Question 2: In the flights data, are delays more likely on certain days of the week? This requires knowing how many flights leave each day.
Answer: The very first thing that I need to do is tell R that I need it to pull my flights dataset. I did this by running this line of code: library(nycflights13). Now my code may look a tiny bit different because I ran into a problem with my data. Somehow information got mixed together throughout the course, so the “::” that is in the lines following is the correction for the data. With that problem resolved, I was able to move forward with the coding for this question. First, I want to be able to distinguish between the delays on each day of the week, so I mutate my new variable called “day_of_week”. From there, I need to create another variable that is representative of the delay statistics, which I called “delay_stats”. From there I code the mathematical equations and the range for the delay. Then, created the total_delay_flights which is representative of the sum of all delays. Once all of this coding was done, I was able to move onto plotting the data. I tell R that the data is going to be coming from the delay_stats data with my x variable being days of the week and my y variable being the mean delay that was calculated above. In the error bar function, I am telling R that the standard deviation is the mean of delay and setting the range. Then I enter in the labs so everything has titles including the x and y axis..
Data Analysis: Based on the bar graph, we can see that the day with the highest chances of a flight delay is Friday, barely being longer than Monday. Interestingly, Friday has the highest chance of a delay and has the most flights. While we can be quick to assume that this is a direct correlation, we have no way to determine cause and effect (at least from this graph alone). Continuing to solidify the possibility of a causal relationship, the day with the least amount of flights also has the smallest delay. Hmm… this is an interesting finding, one that could be pursued further if planning a trip.
flights <- nycflights13::flights
flights <- flights %>%
mutate(day_of_week = wday(dep_time, label = TRUE))
delay_stats <- flights %>%
drop_na()%>%
group_by(day_of_week) %>%
summarise(
mean_delay = mean(dep_delay, na.rm = TRUE),
median_delay = median(dep_delay, na.rm = TRUE),
max_delay = max(dep_delay, na.rm = TRUE),
min_delay = min(dep_delay, na.rm = TRUE),
total_delayed_flights = sum(dep_delay > 0, na.rm = TRUE)
)
ggplot(delay_stats, aes(x = day_of_week, y = mean_delay)) +
geom_col() +
geom_errorbar(aes(ymin = mean_delay - sd(mean_delay), ymax = mean_delay + sd(mean_delay)),
width = 0.2, color = "blue", alpha = 0.7) +
labs(title = "Mean Delay by Day of the Week",
x = "Day of the Week",
y = "Mean Delay (Minutes)") +
theme_minimal()
glimpse(delay_stats)
## Rows: 7
## Columns: 6
## $ day_of_week <ord> Sun, Mon, Tue, Wed, Thu, Fri, Sat
## $ mean_delay <dbl> 78.84000, 97.25714, 67.61538, 62.26923, 81.85000…
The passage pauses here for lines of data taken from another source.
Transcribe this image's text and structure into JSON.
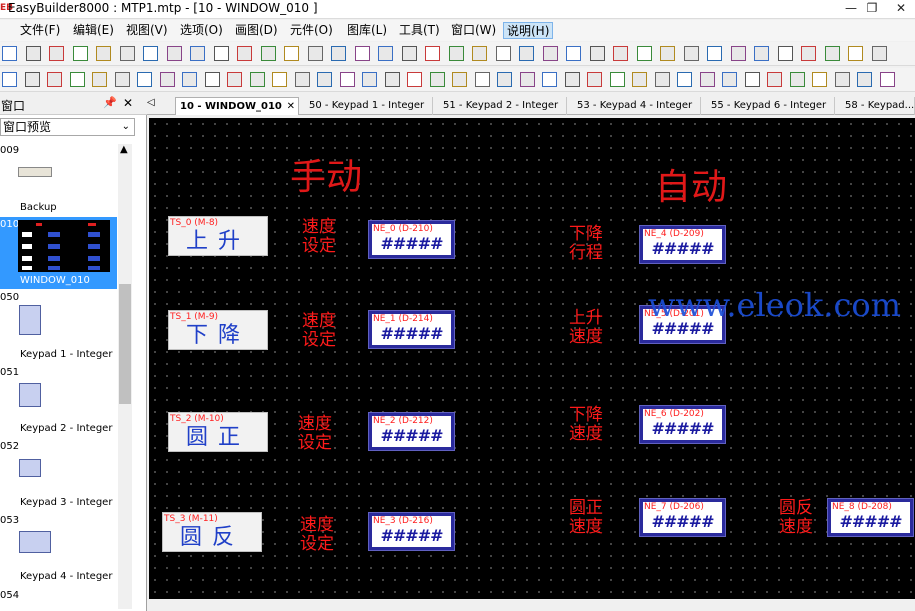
{
  "title": {
    "logo": "EB",
    "text": "EasyBuilder8000 : MTP1.mtp - [10 - WINDOW_010 ]"
  },
  "menu": [
    "文件(F)",
    "编辑(E)",
    "视图(V)",
    "选项(O)",
    "画图(D)",
    "元件(O)",
    "图库(L)",
    "工具(T)",
    "窗口(W)",
    "说明(H)"
  ],
  "sidebar": {
    "header": "窗口",
    "preview_select": "窗口预览",
    "items": [
      {
        "id": "009",
        "label": "Backup"
      },
      {
        "id": "010",
        "label": "WINDOW_010"
      },
      {
        "id": "050",
        "label": "Keypad 1 - Integer"
      },
      {
        "id": "051",
        "label": "Keypad 2 - Integer"
      },
      {
        "id": "052",
        "label": "Keypad 3 - Integer"
      },
      {
        "id": "053",
        "label": "Keypad 4 - Integer"
      },
      {
        "id": "054",
        "label": ""
      }
    ]
  },
  "tabs": [
    "10 - WINDOW_010",
    "50 - Keypad 1 - Integer",
    "51 - Keypad 2 - Integer",
    "53 - Keypad 4 - Integer",
    "55 - Keypad 6 - Integer",
    "58 - Keypad..."
  ],
  "canvas": {
    "manual_title": "手动",
    "auto_title": "自动",
    "toggle_switches": [
      {
        "tag": "TS_0 (M-8)",
        "text": "上升"
      },
      {
        "tag": "TS_1 (M-9)",
        "text": "下降"
      },
      {
        "tag": "TS_2 (M-10)",
        "text": "圆正"
      },
      {
        "tag": "TS_3 (M-11)",
        "text": "圆反"
      }
    ],
    "speed_setting_label": [
      "速度",
      "设定"
    ],
    "numeric_entries": [
      {
        "tag": "NE_0 (D-210)",
        "value": "#####"
      },
      {
        "tag": "NE_1 (D-214)",
        "value": "#####"
      },
      {
        "tag": "NE_2 (D-212)",
        "value": "#####"
      },
      {
        "tag": "NE_3 (D-216)",
        "value": "#####"
      },
      {
        "tag": "NE_4 (D-209)",
        "value": "#####"
      },
      {
        "tag": "NE_5 (D-201)",
        "value": "#####"
      },
      {
        "tag": "NE_6 (D-202)",
        "value": "#####"
      },
      {
        "tag": "NE_7 (D-206)",
        "value": "#####"
      },
      {
        "tag": "NE_8 (D-208)",
        "value": "#####"
      }
    ],
    "auto_labels": [
      [
        "下降",
        "行程"
      ],
      [
        "上升",
        "速度"
      ],
      [
        "下降",
        "速度"
      ],
      [
        "圆正",
        "速度"
      ],
      [
        "圆反",
        "速度"
      ]
    ]
  },
  "watermark": "www.eleok.com",
  "colors": {
    "canvas_bg": "#000000",
    "label_red": "#ff1a1a",
    "switch_text_blue": "#2040c8",
    "ne_border": "#2a2a9c"
  }
}
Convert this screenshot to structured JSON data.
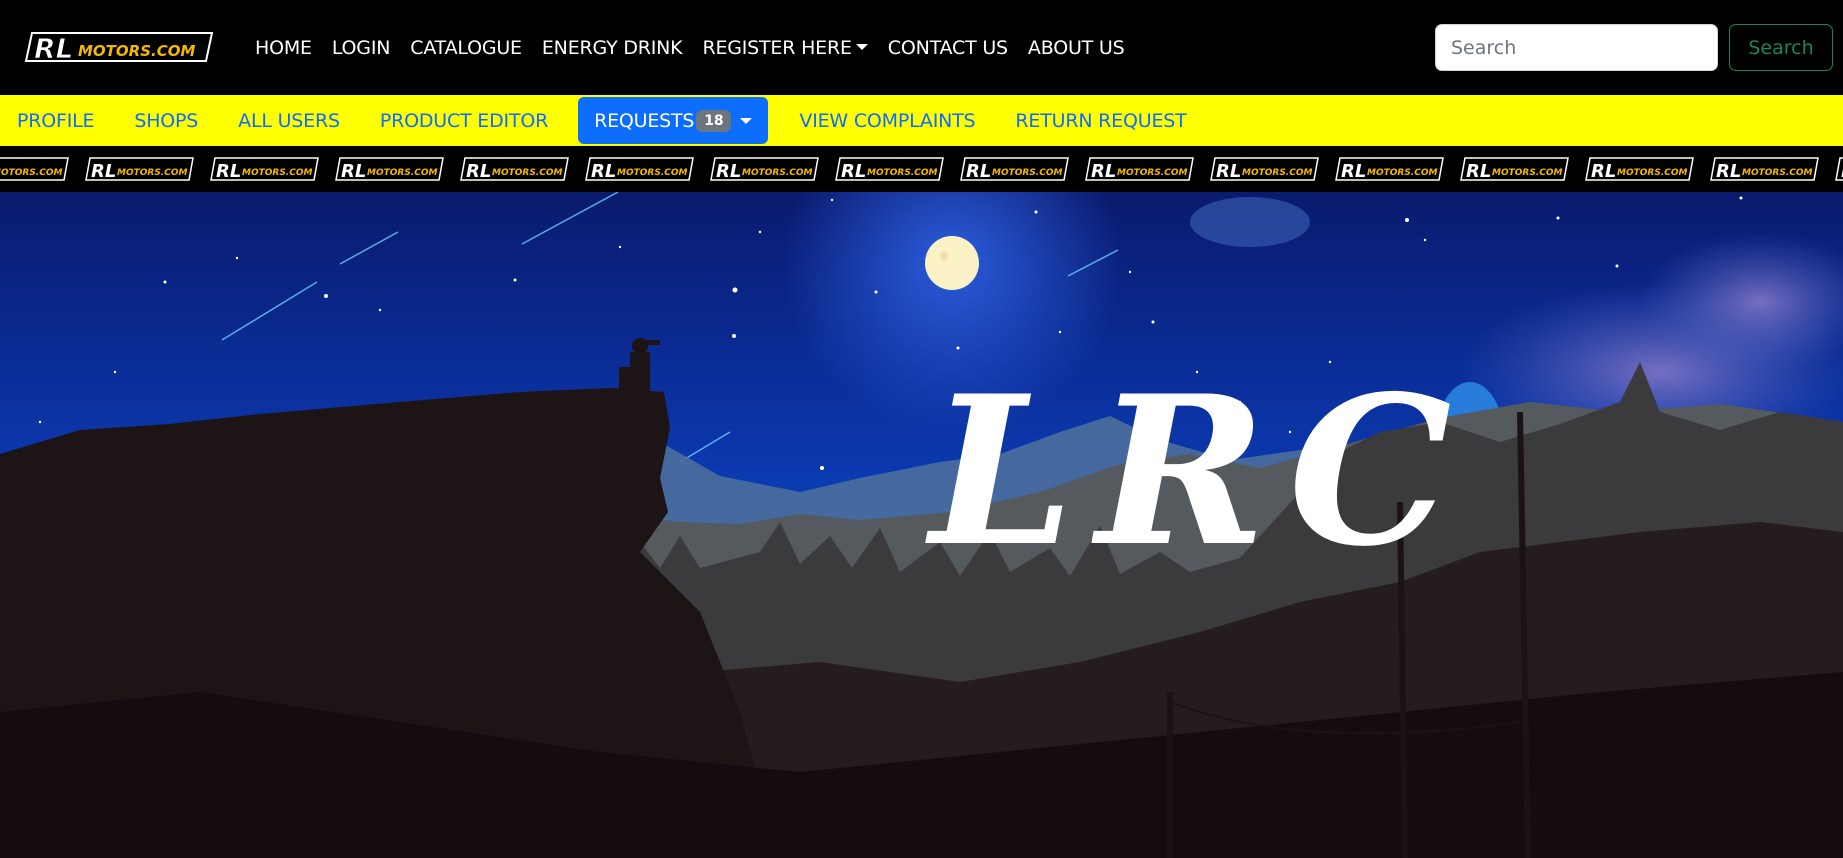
{
  "brand": {
    "logo_text": "RLMOTORS.COM",
    "logo_icon": "rl-motors-logo",
    "colors": {
      "logo_yellow": "#f5b800",
      "navbar_bg": "#000000",
      "adminbar_bg": "#ffff00",
      "link_blue": "#0d6efd",
      "search_green": "#198754"
    }
  },
  "nav": {
    "items": [
      {
        "label": "HOME"
      },
      {
        "label": "LOGIN"
      },
      {
        "label": "CATALOGUE"
      },
      {
        "label": "ENERGY DRINK"
      },
      {
        "label": "REGISTER HERE",
        "dropdown": true
      },
      {
        "label": "CONTACT US"
      },
      {
        "label": "ABOUT US"
      }
    ]
  },
  "search": {
    "placeholder": "Search",
    "value": "",
    "button_label": "Search"
  },
  "adminbar": {
    "items": [
      {
        "label": "PROFILE"
      },
      {
        "label": "SHOPS"
      },
      {
        "label": "ALL USERS"
      },
      {
        "label": "PRODUCT EDITOR"
      },
      {
        "label": "REQUESTS",
        "badge": "18",
        "dropdown": true,
        "active": true
      },
      {
        "label": "VIEW COMPLAINTS"
      },
      {
        "label": "RETURN REQUEST"
      }
    ]
  },
  "strip": {
    "logo_text": "RLMOTORS.COM",
    "repeat_icon": "rl-motors-logo"
  },
  "hero": {
    "title": "LRC"
  }
}
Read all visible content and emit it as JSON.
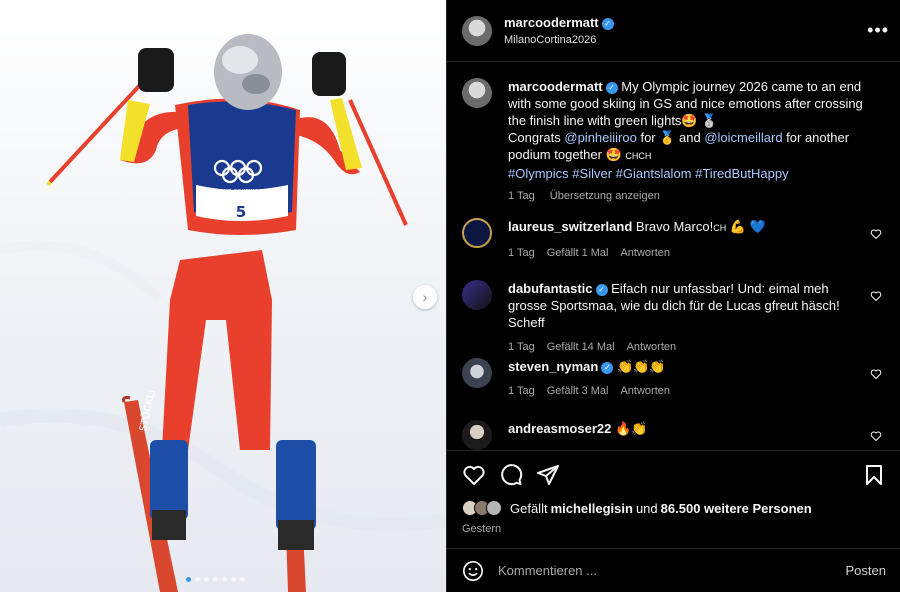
{
  "post": {
    "username": "marcoodermatt",
    "location": "MilanoCortina2026",
    "more_label": "•••"
  },
  "media": {
    "bib_number": "5",
    "event_logo_text": "MILANO CORTINA 2026",
    "ski_brand": "STÖCKLI",
    "next_arrow": "›",
    "carousel_dots": 7,
    "active_dot": 0
  },
  "caption": {
    "username": "marcoodermatt",
    "text_1": "My Olympic journey 2026 came to an end with some good skiing in GS and nice emotions after crossing the finish line with green lights🤩 🥈",
    "text_2a": "Congrats ",
    "mention_1": "@pinheiiiroo",
    "text_2b": " for 🥇 and ",
    "mention_2": "@loicmeillard",
    "text_2c": " for another podium together 🤩",
    "flag": "CHCH",
    "hashtags": "#Olympics #Silver #Giantslalom #TiredButHappy",
    "time": "1 Tag",
    "translate": "Übersetzung anzeigen"
  },
  "comments": [
    {
      "username": "laureus_switzerland",
      "verified": false,
      "text": "Bravo Marco!",
      "flag": "CH",
      "emoji": "💪 💙",
      "time": "1 Tag",
      "likes": "Gefällt 1 Mal",
      "reply": "Antworten"
    },
    {
      "username": "dabufantastic",
      "verified": true,
      "text": "Eifach nur unfassbar! Und: eimal meh grosse Sportsmaa, wie du dich für de Lucas gfreut häsch! Scheff",
      "time": "1 Tag",
      "likes": "Gefällt 14 Mal",
      "reply": "Antworten"
    },
    {
      "username": "steven_nyman",
      "verified": true,
      "text": "👏👏👏",
      "time": "1 Tag",
      "likes": "Gefällt 3 Mal",
      "reply": "Antworten"
    },
    {
      "username": "andreasmoser22",
      "verified": false,
      "text": "🔥👏"
    }
  ],
  "likes": {
    "prefix": "Gefällt ",
    "user": "michellegisin",
    "middle": " und ",
    "count": "86.500 weitere Personen",
    "date": "Gestern"
  },
  "composer": {
    "placeholder": "Kommentieren ...",
    "post_label": "Posten"
  },
  "colors": {
    "accent": "#3897f0",
    "link": "#a9c7ff",
    "suit_red": "#e8402c",
    "suit_yellow": "#f3e02b",
    "bib_blue": "#1a3a8f"
  }
}
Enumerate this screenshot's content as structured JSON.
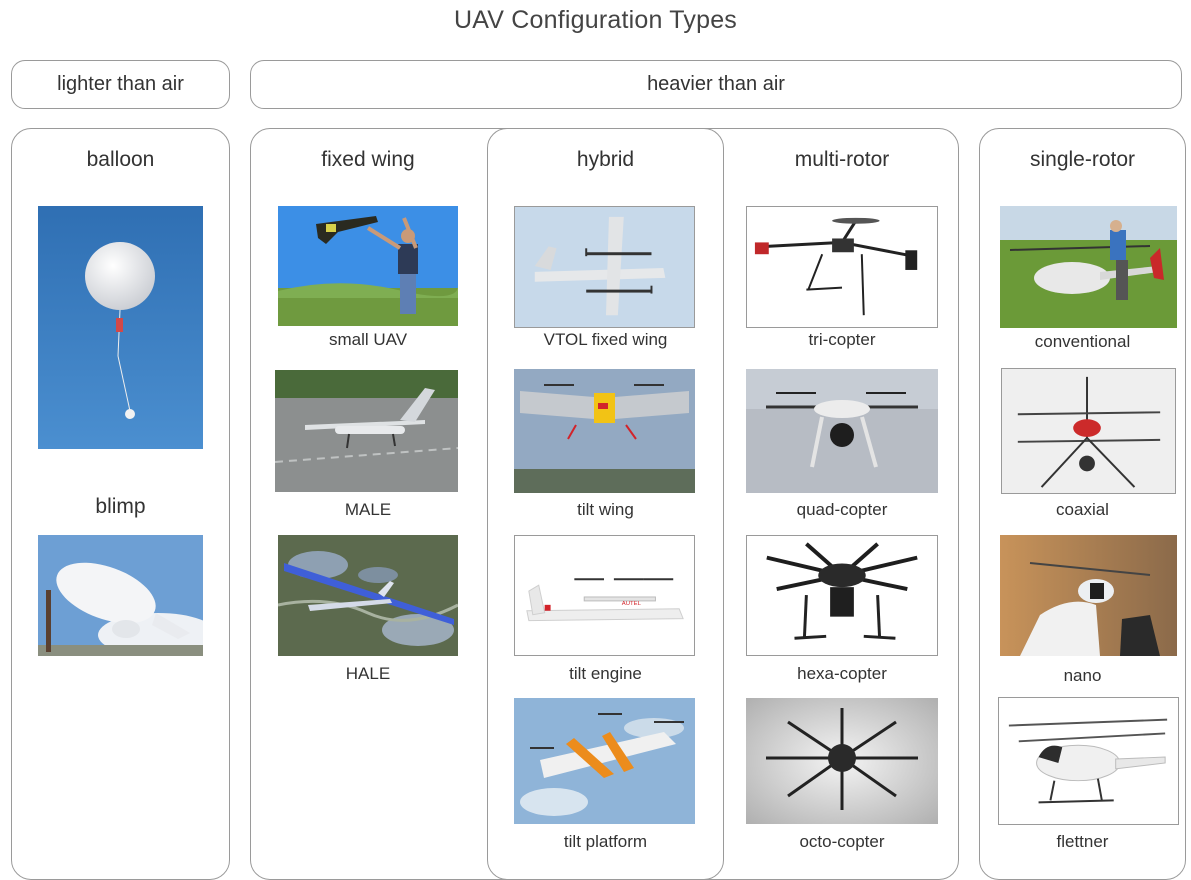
{
  "title": "UAV Configuration Types",
  "top_groups": {
    "lighter": "lighter than air",
    "heavier": "heavier than air"
  },
  "columns": {
    "balloon": "balloon",
    "blimp": "blimp",
    "fixed_wing": "fixed wing",
    "hybrid": "hybrid",
    "multi_rotor": "multi-rotor",
    "single_rotor": "single-rotor"
  },
  "labels": {
    "small_uav": "small UAV",
    "male": "MALE",
    "hale": "HALE",
    "vtol": "VTOL fixed wing",
    "tilt_wing": "tilt wing",
    "tilt_engine": "tilt engine",
    "tilt_platform": "tilt platform",
    "tri": "tri-copter",
    "quad": "quad-copter",
    "hexa": "hexa-copter",
    "octo": "octo-copter",
    "conventional": "conventional",
    "coaxial": "coaxial",
    "nano": "nano",
    "flettner": "flettner"
  }
}
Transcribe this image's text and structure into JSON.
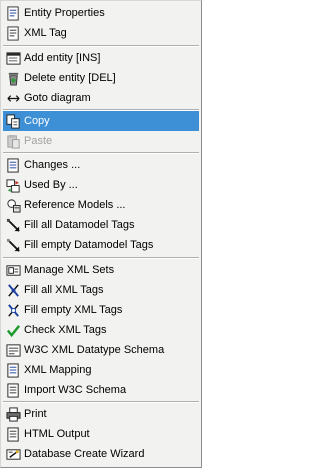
{
  "menu": {
    "items": [
      {
        "label": "Entity Properties"
      },
      {
        "label": "XML Tag"
      },
      {
        "label": "Add entity [INS]"
      },
      {
        "label": "Delete entity [DEL]"
      },
      {
        "label": "Goto diagram"
      },
      {
        "label": "Copy",
        "state": "highlighted"
      },
      {
        "label": "Paste",
        "state": "disabled"
      },
      {
        "label": "Changes ..."
      },
      {
        "label": "Used By ..."
      },
      {
        "label": "Reference Models ..."
      },
      {
        "label": "Fill all Datamodel Tags"
      },
      {
        "label": "Fill empty Datamodel Tags"
      },
      {
        "label": "Manage XML Sets"
      },
      {
        "label": "Fill all XML Tags"
      },
      {
        "label": "Fill empty XML Tags"
      },
      {
        "label": "Check XML Tags"
      },
      {
        "label": "W3C XML Datatype Schema"
      },
      {
        "label": "XML Mapping"
      },
      {
        "label": "Import W3C Schema"
      },
      {
        "label": "Print"
      },
      {
        "label": "HTML Output"
      },
      {
        "label": "Database Create Wizard"
      }
    ]
  },
  "colors": {
    "highlight": "#3d8fd6",
    "menu_background": "#f2f2f0",
    "disabled_text": "#a3a3a3"
  }
}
## $ median_delay <dbl> 6, 72, 4, 9, 75, 71, 8
## $ max_delay <dbl> 271, 302, 298, 334, 225, 486, 277
## $ min_delay <dbl> 2, 3, 4, 5, 6, 7, 8
## $ total_delayed_flights <int> 25, 35, 26, 26, 20, 22, 22
Question 3: Solve problem 16.3.4.4 in the textbook: How does the average delay time change over the course of a day? Should you use dep_time or sched_dep_time? Why?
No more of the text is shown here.